I would be so thrilled with a final salary pension
Indeed. Whilst my circumstances are obviously specific to me they are also likely to be usual enough to be a fair example. I started with my current employer 17 years ago, 3 years after they closed their final salary scheme to new joiners, so I am defined contributions. The defined salary pension has a retirement age of 60 and pays 1/60th of pensionable salary for every full year of service. Employee contributions are 6%. So by 60 I would be able to retire with a guaranteed, index-linked pension of 25/60ths of my salary (I'm 52 currently). My pensionable salary is currently roughly 60k (see footnote) so my pension would be 25k assuming I get pay rises that keep up with inflation.

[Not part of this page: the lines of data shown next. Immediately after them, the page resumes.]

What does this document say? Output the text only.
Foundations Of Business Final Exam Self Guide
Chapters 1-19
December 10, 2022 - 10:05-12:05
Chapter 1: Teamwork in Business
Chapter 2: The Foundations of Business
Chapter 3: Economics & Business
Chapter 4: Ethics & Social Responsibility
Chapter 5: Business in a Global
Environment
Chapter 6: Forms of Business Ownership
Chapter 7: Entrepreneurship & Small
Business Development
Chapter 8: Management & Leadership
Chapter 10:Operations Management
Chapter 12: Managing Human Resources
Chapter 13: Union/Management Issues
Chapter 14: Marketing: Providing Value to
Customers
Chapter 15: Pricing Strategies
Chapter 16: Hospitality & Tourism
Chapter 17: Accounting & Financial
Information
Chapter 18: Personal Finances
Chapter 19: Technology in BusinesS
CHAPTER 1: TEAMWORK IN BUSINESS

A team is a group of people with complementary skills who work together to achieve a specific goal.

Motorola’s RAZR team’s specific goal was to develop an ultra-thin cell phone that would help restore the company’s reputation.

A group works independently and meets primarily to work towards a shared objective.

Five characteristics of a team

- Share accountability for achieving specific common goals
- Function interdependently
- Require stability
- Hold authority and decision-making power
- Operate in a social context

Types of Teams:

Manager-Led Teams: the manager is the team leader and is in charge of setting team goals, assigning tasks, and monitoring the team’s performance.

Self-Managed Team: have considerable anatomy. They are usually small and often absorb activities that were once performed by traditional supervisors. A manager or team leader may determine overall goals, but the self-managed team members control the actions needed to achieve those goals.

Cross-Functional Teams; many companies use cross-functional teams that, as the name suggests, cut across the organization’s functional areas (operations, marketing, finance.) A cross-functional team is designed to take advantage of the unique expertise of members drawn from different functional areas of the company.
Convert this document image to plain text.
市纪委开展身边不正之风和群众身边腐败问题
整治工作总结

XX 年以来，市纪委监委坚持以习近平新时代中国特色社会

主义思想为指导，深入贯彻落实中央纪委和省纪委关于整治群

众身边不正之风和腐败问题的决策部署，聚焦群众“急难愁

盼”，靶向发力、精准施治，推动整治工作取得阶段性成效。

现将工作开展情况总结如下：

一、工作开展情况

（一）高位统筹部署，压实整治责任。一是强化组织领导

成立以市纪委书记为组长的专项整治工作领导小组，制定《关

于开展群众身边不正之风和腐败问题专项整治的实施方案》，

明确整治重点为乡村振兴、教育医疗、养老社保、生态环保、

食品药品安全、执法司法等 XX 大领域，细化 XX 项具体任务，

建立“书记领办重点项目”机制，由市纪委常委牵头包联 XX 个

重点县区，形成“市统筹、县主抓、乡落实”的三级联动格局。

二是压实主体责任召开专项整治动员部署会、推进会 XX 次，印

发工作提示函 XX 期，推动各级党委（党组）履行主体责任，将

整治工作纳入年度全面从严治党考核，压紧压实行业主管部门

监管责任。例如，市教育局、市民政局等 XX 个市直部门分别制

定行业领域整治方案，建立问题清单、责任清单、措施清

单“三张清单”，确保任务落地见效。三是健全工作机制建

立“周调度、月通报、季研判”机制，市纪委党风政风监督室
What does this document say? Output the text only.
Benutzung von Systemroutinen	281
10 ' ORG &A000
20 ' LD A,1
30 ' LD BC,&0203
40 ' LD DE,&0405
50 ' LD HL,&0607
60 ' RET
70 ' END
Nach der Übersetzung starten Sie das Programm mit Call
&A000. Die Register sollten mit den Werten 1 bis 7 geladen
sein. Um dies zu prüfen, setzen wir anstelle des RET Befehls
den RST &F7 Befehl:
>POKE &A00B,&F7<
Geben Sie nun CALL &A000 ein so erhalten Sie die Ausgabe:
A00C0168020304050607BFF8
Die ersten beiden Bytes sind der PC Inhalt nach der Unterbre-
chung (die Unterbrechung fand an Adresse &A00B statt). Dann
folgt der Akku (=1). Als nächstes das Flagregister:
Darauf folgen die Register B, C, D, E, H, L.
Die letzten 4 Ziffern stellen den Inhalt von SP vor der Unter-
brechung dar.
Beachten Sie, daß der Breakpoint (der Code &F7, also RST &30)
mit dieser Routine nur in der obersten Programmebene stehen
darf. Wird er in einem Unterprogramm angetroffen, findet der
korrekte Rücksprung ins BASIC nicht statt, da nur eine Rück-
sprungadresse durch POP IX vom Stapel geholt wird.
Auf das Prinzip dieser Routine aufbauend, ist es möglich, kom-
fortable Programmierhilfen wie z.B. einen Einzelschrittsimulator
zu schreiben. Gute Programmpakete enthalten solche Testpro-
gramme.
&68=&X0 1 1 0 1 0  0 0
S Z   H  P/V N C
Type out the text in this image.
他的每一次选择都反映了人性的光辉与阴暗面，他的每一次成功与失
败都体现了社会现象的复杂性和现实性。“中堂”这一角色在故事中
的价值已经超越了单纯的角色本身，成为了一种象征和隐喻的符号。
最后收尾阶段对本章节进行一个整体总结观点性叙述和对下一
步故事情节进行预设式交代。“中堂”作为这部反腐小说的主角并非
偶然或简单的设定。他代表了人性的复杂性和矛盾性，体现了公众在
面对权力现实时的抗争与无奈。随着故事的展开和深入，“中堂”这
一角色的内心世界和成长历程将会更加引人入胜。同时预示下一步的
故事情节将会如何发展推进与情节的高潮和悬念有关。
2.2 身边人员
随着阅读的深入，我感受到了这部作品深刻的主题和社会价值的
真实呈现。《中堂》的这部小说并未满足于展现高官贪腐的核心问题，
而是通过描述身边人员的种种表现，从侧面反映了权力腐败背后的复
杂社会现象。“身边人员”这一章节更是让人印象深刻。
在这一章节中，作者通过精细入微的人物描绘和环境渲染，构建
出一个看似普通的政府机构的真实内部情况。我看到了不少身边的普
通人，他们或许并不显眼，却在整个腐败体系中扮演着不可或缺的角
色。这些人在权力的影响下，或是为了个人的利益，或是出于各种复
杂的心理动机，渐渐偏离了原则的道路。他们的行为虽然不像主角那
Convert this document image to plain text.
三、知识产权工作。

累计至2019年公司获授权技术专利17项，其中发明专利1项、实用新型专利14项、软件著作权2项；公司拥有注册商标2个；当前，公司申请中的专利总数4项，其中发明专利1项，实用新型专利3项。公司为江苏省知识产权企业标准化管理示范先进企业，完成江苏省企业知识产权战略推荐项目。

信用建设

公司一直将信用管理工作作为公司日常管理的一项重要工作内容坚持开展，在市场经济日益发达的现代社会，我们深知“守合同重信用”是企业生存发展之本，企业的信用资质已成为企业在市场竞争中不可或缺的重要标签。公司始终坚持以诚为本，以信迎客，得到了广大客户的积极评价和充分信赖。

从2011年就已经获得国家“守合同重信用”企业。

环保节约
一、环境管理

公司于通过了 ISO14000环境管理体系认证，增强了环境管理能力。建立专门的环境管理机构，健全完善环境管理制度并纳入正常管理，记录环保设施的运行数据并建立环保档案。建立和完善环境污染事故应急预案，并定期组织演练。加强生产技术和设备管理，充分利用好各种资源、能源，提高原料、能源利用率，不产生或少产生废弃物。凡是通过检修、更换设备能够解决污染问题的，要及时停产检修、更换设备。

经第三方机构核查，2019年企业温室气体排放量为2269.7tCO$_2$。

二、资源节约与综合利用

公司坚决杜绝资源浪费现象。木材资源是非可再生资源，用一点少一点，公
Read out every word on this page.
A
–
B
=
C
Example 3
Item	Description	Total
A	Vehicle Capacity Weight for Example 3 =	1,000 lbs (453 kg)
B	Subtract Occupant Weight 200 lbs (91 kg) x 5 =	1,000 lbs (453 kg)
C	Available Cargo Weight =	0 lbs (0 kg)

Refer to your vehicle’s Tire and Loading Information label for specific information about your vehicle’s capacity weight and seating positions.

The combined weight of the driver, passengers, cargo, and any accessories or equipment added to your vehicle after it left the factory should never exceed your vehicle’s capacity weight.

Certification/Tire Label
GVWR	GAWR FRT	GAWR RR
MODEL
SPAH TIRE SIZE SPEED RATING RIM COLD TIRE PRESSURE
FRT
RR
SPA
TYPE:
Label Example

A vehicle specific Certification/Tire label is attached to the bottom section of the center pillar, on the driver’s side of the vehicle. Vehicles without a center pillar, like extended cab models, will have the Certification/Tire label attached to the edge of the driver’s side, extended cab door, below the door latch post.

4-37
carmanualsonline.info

Instead, in the DC scheme, my employer pays in 5% and will match my personal contributions up to a further 5%. I've steadily increased my contributions over the years and am now paying 18% for a total of 28% when employer contibutions are added. I estimate that my pot will be around 500k by age 60. There's the first negative though, it's an estimate. I have no certainty and am also at risk of a stockmarket crash or sustained bear market decimating my pot. Without certainty I cannot plan with any degree of certainty. That is not a problem with the final salary scheme.
Then there's my likely income in retirement. With a DC pension I have 2 main choices. I can purchase an annuity or I can keep my pot invested and draw down from it. An annuity gives me certainty. However, based on current annuity rates at age 60 I'd be doing well to get 4% for an income of £20k. That's 5k pa less than I'd have got on the final salary scheme and I've paid a hell of a lot more in for the privilege. If I go the drawdown route I believe I should be able to have a higher annual income but there are so many unknowns (inflation rates and investment performance over possibly 30+ years) I can't plan with any certainty and am living in a permanent state of financial risk.
If given the choice, I'd give my left arm for a final salary pension and that will apply to the vast majority of people. The most important thing though is, whatever options are available to you, pay into a pension and put away as much as you can for your retirement - your older self will thank you for it. Whilst a DC pension is not as attractive as DB it is still, for the overwhelming majority of people, the best return on your money for long term savings due to the tax benefits. Do not listen to the many fools who claim otherwise. Pensions are not a scam, they will not be plundered by future governments and you are not better off investing in property, ISAs or whatever. The latter may well be an appropriate element of your overall retirement strategy but a pension should be the core of it.
Note: I've declared my own salary to support calculations and make my example real. I appreciate it is higher than many but it also lower than many. Don't get hung up on it, it doesn't matter.